Orders Due Thursday April 25th, 2013, in 1 Day, 20 Hours, 55 Minutes, 48 seconds from now.

EDIT: so yeah- lots of time left but usually i have lots of orders in by tuesday and i am worried- worried!!!!
 
Well, since it took a long time to get the update, I wonder if everyone even saw it. Have you PM'd those who didn't send? The first orders deadline you wrote had a typo so that may not have helped either.
 
Whoops, this week happened quickly. Diplo (and a story if I can manage) incoming. Did a map ever get posted?

Also, Immac, it might be nice if you linked both update posts on the front page, it makes it easier to reference.
 
Great update!

To: Ixii
From: Mukakai:


We offer peace for a time. A mutual pact of nonaggression, if you will.

To: Meatbags
From: Ixii


Oh, has your honor been sated by killing our babies? Do your bards sing noble songs of using blood magic to kill women and children? Are your warriors telling tall tales of that one time they crushed a nursery?

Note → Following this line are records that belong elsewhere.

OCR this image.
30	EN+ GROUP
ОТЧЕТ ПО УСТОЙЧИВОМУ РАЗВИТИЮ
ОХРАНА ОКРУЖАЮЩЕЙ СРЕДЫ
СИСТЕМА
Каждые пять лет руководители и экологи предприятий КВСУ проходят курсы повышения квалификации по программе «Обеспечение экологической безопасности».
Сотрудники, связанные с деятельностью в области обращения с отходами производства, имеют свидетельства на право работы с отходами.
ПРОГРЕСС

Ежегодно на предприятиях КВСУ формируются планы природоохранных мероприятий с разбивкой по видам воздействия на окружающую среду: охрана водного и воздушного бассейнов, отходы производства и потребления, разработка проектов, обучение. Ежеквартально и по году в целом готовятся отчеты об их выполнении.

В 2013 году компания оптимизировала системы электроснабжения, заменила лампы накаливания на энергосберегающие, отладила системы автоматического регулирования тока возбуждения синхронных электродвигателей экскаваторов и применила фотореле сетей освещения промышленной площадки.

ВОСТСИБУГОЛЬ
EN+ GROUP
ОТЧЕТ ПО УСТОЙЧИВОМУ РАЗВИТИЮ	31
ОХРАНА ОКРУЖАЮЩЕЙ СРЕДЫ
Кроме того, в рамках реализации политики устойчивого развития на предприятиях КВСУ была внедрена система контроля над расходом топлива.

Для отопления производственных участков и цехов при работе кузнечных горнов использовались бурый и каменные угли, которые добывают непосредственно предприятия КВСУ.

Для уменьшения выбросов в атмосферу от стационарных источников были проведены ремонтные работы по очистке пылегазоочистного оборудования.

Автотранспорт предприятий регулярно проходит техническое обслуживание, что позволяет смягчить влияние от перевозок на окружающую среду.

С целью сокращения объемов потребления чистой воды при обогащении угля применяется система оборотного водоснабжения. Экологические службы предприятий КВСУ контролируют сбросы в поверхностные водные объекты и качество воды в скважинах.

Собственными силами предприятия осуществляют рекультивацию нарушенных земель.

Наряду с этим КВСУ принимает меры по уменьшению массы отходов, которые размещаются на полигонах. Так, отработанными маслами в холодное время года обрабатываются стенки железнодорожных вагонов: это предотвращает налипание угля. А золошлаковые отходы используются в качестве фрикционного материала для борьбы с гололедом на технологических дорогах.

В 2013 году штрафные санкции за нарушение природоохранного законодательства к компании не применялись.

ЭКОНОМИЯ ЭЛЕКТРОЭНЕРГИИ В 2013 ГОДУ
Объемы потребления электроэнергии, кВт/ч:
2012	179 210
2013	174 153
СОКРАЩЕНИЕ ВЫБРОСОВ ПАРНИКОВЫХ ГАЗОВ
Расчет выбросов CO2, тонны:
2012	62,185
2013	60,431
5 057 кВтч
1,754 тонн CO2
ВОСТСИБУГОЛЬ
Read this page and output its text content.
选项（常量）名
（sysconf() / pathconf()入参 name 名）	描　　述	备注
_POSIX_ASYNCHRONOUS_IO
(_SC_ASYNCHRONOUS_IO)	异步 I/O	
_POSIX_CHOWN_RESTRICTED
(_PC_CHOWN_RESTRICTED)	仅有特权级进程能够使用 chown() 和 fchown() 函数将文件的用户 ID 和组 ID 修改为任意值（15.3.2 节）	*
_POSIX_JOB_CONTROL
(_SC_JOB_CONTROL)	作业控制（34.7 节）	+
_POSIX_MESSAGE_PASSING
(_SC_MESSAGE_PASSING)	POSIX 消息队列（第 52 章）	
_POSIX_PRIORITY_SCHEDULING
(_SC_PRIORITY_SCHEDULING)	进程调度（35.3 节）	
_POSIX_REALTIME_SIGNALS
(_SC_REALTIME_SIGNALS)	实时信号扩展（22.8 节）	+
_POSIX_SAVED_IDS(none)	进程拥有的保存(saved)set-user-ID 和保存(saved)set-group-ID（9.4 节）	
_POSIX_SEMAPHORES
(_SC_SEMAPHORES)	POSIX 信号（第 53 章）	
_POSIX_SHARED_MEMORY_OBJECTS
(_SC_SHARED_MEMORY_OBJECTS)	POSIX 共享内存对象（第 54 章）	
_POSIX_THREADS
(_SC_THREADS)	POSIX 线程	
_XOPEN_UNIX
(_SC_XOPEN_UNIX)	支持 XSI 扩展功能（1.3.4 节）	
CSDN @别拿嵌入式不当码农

If you had historians, you could ask them about who is the aggressor here, but you are barbarians with no sense of time. We have never attacked you, we have only defended our lands. If you choose not to attack us, good - perhaps you are civilized after all. Someday you may even earn your title of Mukakai. But if you think we will be gracious for your halfhearted promise to not attack us "for a while", you are gravely mistaken.

To: Ghul
From: Ixii

Greetings, Ghul sea-dwellers. We are Ixii, of the land and hills. We bear you no ill-will, and would have peace if you are willing. There could be much to learn and trade between our peoples.